Day 52 (Friday, November 19, 2021)

Costs for the Day are in the Table below:

We woke up at 6:30am to pack our climbing gear and catch the train to Estombar where we were planning to meet Amanda and Claudio to go climbing in Rocha da Pena. Unfortunately, we ended up running late and missing the train.

Bi and I were having some negative feelings between us so we decided to go home. Spending every day together and trying to pursue our dreams that, at times, diverge a bit, can be challenging in a way that takes some adapting and compromise. So, today ended up being less of a day of adventure and more of a day to work on our relationship and discuss our goals.

One tool that we have found immensely helpful in our relationship is called IMAGO Dialogue that was developed by Harville Hendrix and Helen Hunt, both Ph.D.’s. While I do not necessarily agree with everything in their New York Times Bestselling book Getting the Love you Want, I would definitely recommend reading it and practicing the dialogue tools. The dialogue tools seem extremely awkward at first so it is useful to attend a workshop. Bi and I did this when we moved to Australia without knowing anyone else and found it very helpful. The IMAGO Dialogue was discussed on Oprah a few times and here is a link to some of the main steps – IMAGO Dialogue as Presented on the Oprah Winfrey Show.

  1. Mirroring – Basically repeating back what your partner has said to ensure clear understanding without distortion of their thoughts or feelings.
  2. Validating – Validating that their perspective makes sense. You do not have to agree with them but you have to be willing to set aside judgement and be able to understand why their position makes sense to them.
  3. Empathy – Then you must put yourself in your partner’s shoes and understand what they are feeling.
  4. Request/Giving a Gift – Your partner may then ask you for what they would like from you – a small positive request. You may propose an alternative if it is not feasible or practical for you.

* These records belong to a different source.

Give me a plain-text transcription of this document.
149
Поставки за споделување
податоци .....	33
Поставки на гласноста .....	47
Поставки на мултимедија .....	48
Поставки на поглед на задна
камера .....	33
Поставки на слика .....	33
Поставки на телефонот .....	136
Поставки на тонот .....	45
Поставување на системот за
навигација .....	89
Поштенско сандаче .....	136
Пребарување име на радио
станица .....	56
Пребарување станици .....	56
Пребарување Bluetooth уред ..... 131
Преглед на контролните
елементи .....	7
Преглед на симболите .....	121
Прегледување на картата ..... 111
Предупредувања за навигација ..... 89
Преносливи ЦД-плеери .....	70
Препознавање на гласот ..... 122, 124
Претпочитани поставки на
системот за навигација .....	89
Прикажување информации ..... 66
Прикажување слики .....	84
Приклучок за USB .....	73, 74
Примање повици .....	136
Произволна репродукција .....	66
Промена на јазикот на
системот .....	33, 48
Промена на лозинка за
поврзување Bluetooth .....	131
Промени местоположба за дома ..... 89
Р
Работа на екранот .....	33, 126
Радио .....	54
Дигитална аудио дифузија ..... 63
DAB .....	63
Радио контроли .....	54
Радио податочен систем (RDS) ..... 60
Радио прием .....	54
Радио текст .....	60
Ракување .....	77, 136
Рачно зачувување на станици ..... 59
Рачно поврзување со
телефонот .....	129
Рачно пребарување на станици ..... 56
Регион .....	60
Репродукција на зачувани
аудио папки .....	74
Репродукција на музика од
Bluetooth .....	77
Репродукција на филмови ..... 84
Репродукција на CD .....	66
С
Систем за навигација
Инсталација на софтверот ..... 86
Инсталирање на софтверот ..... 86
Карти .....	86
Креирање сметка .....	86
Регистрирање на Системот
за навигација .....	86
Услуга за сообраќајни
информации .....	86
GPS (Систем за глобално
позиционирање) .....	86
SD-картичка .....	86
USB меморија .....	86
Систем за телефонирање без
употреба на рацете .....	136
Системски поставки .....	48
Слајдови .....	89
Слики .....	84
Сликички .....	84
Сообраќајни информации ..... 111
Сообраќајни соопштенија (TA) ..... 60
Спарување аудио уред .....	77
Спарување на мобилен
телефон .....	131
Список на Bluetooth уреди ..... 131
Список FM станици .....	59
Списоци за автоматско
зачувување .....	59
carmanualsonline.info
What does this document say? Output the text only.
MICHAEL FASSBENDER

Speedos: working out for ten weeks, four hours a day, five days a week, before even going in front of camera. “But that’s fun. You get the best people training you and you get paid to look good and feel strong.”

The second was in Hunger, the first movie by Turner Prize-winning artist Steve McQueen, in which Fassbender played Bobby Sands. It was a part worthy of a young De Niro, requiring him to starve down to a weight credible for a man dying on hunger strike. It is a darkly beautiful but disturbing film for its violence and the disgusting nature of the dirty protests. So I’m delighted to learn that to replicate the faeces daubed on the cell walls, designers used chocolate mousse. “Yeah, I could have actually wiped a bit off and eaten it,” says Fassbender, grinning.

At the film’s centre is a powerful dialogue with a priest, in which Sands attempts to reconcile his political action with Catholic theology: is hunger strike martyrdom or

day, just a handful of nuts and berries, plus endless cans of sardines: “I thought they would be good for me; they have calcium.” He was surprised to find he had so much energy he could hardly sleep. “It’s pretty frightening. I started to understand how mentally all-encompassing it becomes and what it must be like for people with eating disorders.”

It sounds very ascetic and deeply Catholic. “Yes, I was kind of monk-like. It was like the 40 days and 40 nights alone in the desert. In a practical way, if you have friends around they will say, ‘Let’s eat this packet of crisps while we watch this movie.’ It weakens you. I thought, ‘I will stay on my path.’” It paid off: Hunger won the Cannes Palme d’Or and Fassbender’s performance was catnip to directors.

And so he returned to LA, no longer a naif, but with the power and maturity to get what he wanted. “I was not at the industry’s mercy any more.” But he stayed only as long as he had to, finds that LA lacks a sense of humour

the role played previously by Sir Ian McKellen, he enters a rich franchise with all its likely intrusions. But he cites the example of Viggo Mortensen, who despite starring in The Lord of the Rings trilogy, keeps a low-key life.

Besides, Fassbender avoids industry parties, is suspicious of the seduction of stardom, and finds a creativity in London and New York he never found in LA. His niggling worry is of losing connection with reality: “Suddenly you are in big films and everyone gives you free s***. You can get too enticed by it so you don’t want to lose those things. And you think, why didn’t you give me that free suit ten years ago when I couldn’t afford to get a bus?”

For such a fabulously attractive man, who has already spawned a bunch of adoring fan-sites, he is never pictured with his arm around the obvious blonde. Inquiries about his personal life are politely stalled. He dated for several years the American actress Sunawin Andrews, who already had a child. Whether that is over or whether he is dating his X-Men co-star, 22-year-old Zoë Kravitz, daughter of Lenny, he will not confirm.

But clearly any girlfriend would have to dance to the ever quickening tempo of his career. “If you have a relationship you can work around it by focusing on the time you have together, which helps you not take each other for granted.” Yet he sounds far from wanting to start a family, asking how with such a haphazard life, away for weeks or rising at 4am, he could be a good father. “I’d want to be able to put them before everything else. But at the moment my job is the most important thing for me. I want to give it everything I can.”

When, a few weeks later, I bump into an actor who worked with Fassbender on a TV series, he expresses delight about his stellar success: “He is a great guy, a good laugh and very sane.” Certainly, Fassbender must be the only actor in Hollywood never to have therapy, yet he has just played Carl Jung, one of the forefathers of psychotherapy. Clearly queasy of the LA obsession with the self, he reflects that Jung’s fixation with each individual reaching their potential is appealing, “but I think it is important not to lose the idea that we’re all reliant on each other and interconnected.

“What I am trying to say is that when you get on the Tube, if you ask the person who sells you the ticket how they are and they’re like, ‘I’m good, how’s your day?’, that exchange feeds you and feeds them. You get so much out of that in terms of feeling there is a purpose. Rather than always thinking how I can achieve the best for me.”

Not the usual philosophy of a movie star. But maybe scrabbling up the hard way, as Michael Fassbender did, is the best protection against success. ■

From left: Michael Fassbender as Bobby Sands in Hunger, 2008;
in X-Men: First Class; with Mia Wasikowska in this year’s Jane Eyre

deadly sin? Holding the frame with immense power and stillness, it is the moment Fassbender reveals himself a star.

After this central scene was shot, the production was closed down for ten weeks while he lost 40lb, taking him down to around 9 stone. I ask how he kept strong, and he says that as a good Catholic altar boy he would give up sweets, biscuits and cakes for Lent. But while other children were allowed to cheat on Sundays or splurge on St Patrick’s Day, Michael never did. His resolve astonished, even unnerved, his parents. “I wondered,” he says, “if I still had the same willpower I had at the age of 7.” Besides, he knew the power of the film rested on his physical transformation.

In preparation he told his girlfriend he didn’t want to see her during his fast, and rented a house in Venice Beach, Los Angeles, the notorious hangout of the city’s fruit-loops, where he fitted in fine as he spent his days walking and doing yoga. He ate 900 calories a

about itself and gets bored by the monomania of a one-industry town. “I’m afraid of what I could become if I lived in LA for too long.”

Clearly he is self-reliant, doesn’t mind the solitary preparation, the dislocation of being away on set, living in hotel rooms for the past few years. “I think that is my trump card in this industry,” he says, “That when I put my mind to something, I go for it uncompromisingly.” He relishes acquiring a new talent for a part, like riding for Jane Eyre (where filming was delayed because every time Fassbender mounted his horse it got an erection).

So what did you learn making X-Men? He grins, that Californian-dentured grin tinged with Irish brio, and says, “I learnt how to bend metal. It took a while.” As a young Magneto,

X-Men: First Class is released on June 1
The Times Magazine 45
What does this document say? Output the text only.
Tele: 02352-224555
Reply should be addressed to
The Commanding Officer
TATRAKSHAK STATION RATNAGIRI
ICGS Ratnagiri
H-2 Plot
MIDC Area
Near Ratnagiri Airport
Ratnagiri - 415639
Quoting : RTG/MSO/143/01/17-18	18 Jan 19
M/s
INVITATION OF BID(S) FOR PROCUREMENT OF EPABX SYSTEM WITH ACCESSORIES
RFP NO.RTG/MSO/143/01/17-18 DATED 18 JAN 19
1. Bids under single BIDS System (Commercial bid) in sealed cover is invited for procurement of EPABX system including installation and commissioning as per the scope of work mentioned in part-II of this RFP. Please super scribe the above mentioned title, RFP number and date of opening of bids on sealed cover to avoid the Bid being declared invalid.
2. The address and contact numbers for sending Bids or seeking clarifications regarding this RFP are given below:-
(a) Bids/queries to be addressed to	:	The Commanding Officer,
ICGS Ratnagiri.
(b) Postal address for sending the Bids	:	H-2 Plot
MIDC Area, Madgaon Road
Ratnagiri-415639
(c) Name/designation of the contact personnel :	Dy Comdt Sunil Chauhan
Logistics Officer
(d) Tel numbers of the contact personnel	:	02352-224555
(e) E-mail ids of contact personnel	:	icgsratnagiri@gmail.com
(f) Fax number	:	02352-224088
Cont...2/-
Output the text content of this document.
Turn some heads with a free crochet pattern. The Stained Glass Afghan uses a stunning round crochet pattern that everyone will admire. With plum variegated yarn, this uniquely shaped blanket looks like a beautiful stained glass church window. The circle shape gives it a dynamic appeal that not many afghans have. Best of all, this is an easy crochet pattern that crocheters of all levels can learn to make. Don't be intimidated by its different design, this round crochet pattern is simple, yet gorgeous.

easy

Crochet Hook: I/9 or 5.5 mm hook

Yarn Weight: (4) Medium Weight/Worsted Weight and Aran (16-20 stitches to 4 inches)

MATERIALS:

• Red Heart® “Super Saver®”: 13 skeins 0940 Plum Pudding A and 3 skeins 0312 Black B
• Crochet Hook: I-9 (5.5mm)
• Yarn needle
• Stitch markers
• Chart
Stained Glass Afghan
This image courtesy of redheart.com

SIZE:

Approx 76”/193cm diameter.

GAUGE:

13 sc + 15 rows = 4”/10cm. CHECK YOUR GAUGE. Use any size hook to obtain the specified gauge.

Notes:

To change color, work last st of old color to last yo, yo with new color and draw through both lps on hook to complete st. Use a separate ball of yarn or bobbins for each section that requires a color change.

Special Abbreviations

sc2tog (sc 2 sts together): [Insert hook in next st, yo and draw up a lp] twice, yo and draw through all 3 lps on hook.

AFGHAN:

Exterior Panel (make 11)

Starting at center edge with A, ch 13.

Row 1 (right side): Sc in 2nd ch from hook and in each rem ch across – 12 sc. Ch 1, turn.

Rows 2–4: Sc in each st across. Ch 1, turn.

We also find that giving “Appreciations” are very impactful. Essentially, telling your partner that you would like to give them an Appreciation and then explaining to them something that they have done that you very much appreciate and thanking them for it. Often, it is easy to take these actions for granted so make sure you take time to celebrate the positive little moments and actions in your relationship!